Her yıl Mayıs ayında köyler ve mahalleler arasında en temiz umumi tuvalet yarışması yapılsa, dereceye giren mahallenin veya köyün tüm hanelerine "sağılır inek" hediye edilse…

 

               Dört kattan fazla yapılan binalar deprem kontrolünden geçirilse, zayıf olan binaların  dört kattan fazlası yıktırılsa,

 

               Tüm üç harfli marketler  on yıl içinde 'şehir dışına' çıksa… Öğretmen Okulunu altmış yıl önce Şehrin bir kenarına, Fen Lisesini yirmi yıl önce şehrin dışına, cezaevini  on yıl önce şehrin öteki kıyısına, Hastaneyi  şehrin dışına yapıyoruz… Amma üç harfli marketleri hep bir araya toplama çabası neden?.. 

 

               Sokak lambaları hava kararınca yanıp, hava aydınlanınca sönse , böyle olunca sağlanan tasarruf ile Demirci – Simav arasında Akdere sırtlarından “tünel" açılsa.. Adıda: “TÜRKMEN  GEÇİDİ” olsa… (- Bir zamanlar İsmail ERKÖYLÜ ‘de bu tünelden sözederdi- ) Tünel çalışmaları sırasında su kaynağına rast gelinirse, Demirci’ye cazibe ile su gelse.. önümüzdeki elli yıl su derdimiz olmasa…

 

               Demirci “ il ” olmasa.. (İl olmayı hayal bile edemiyoruz artık !), Uşak veya Kütahya İline bağlansa, Manisa Büyükşehir’den ayrılsa, Demirci kendi yağıyla kavrulsa, ödediği su paraları ve vergiler başka ilçelerin asfaltlarına, köprülerine harcanmasa...

 

               Demirci –Salihli yolundan ayrılıp Tekeler Mahallesine giden  iki kilometrelik  yolun sağına ve soluna "çınar ağaçları" dikilse, Tekeler deki ikibin yıllık çınar ağacının yanlarına "ırgat Osman ‘la şehit Ayşe’nin" temsili mezar taşları konulsa, ortalarına da mermer sütun üzerine Nazım HİKMET’in “Vasiyet” şiiri yazılsa.. Böylece  Nazım HİKMET’in  Anadolu’da bir köy mezarlığında "temsili mezarı"  olsa… Biliyorsunuz; " Irgat Osman’la, şehit Ayşe" Demirci’li... (Demirci’nin “o an” ları sayfa:12) 

 

               Benim sessiz komşulara gelince, Şehit Ayşe’yle Irgat Osman çektiler büyük hasreti sağlıklarında  belki de farkında bile olmadan. 

 

               Yoldaşlar, ölürsem o günden önce yani, – öyle gibi de görünüyor –

               Anadolu’da bir köy mezarlığına gömün beni

               Ve de uyarına gelirse, tepemde bir de çınar olursa

               Taş maş da istemez hani…

 

               Halıkent Müstakil Bölge Gazetesinde aynı yazıda hem Nazım’dan, hem de Necip Fazıl’dan şiirler yazılsa...

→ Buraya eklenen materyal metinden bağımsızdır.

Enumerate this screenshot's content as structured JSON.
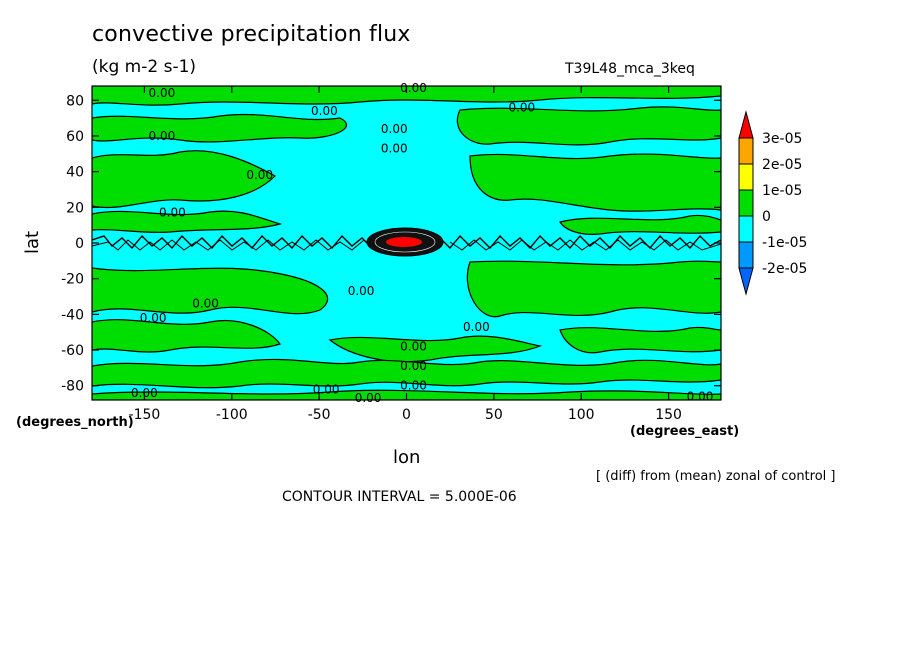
{
  "header": {
    "title": "convective precipitation flux",
    "units": "(kg m-2 s-1)",
    "run_label": "T39L48_mca_3keq"
  },
  "footer": {
    "note": "[ (diff) from (mean) zonal of control ]",
    "contour_interval": "CONTOUR INTERVAL = 5.000E-06"
  },
  "chart_data": {
    "type": "heatmap",
    "title": "convective precipitation flux",
    "subtitle": "(kg m-2 s-1)",
    "xlabel": "lon",
    "ylabel": "lat",
    "x_units": "(degrees_east)",
    "y_units": "(degrees_north)",
    "xlim": [
      -180,
      180
    ],
    "ylim": [
      -88,
      88
    ],
    "xticks": [
      -150,
      -100,
      -50,
      0,
      50,
      100,
      150
    ],
    "yticks": [
      -80,
      -60,
      -40,
      -20,
      0,
      20,
      40,
      60,
      80
    ],
    "xtick_labels": [
      "-150",
      "-100",
      "-50",
      "0",
      "50",
      "100",
      "150"
    ],
    "ytick_labels": [
      "-80",
      "-60",
      "-40",
      "-20",
      "0",
      "20",
      "40",
      "60",
      "80"
    ],
    "contour_interval": 5e-06,
    "legend": {
      "placement": "right",
      "labels": [
        "3e-05",
        "2e-05",
        "1e-05",
        "0",
        "-1e-05",
        "-2e-05"
      ],
      "bins": [
        {
          "range": [
            3e-05,
            null
          ],
          "color": "#ff0000"
        },
        {
          "range": [
            2e-05,
            3e-05
          ],
          "color": "#ffa500"
        },
        {
          "range": [
            1e-05,
            2e-05
          ],
          "color": "#ffff00"
        },
        {
          "range": [
            0,
            1e-05
          ],
          "color": "#00dd00"
        },
        {
          "range": [
            -1e-05,
            0
          ],
          "color": "#00ffff"
        },
        {
          "range": [
            -2e-05,
            -1e-05
          ],
          "color": "#0099ff"
        },
        {
          "range": [
            null,
            -2e-05
          ],
          "color": "#0066ff"
        }
      ]
    },
    "zero_contour_labels": [
      {
        "lon": -140,
        "lat": 84,
        "text": "0.00"
      },
      {
        "lon": 4,
        "lat": 87,
        "text": "0.00"
      },
      {
        "lon": -47,
        "lat": 74,
        "text": "0.00"
      },
      {
        "lon": -7,
        "lat": 64,
        "text": "0.00"
      },
      {
        "lon": -7,
        "lat": 53,
        "text": "0.00"
      },
      {
        "lon": 66,
        "lat": 76,
        "text": "0.00"
      },
      {
        "lon": -140,
        "lat": 60,
        "text": "0.00"
      },
      {
        "lon": -84,
        "lat": 38,
        "text": "0.00"
      },
      {
        "lon": -134,
        "lat": 17,
        "text": "0.00"
      },
      {
        "lon": -26,
        "lat": -27,
        "text": "0.00"
      },
      {
        "lon": -115,
        "lat": -34,
        "text": "0.00"
      },
      {
        "lon": -145,
        "lat": -42,
        "text": "0.00"
      },
      {
        "lon": 40,
        "lat": -47,
        "text": "0.00"
      },
      {
        "lon": 4,
        "lat": -58,
        "text": "0.00"
      },
      {
        "lon": 4,
        "lat": -69,
        "text": "0.00"
      },
      {
        "lon": 4,
        "lat": -80,
        "text": "0.00"
      },
      {
        "lon": -46,
        "lat": -82,
        "text": "0.00"
      },
      {
        "lon": -150,
        "lat": -84,
        "text": "0.00"
      },
      {
        "lon": -22,
        "lat": -87,
        "text": "0.00"
      },
      {
        "lon": 168,
        "lat": -86,
        "text": "0.00"
      }
    ],
    "positive_core": {
      "lon": [
        -20,
        20
      ],
      "lat": [
        -5,
        5
      ],
      "peak_lon": 0,
      "peak_lat": 0,
      "peak_bin": ">3e-05"
    }
  }
}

               Bütün Dünya buna inansa, bir inansa, hayat bayram olsa

 

               İnsanlar el ele tutuşsa, birlik olsa, dirlik olsa, uzansak sonsuza.

 

               Tohum saç, bitmezse toprak utansın! 

               Hedefe varmayan mızrak utansın!

               Hey gidi Küheylan, koşmana bak sen! 

               Çatlarsan, doğuran kısrak utansın!

               Eski çınar şimdi Noel ağacı; 

               Dallarda iğreti yaprak utansın!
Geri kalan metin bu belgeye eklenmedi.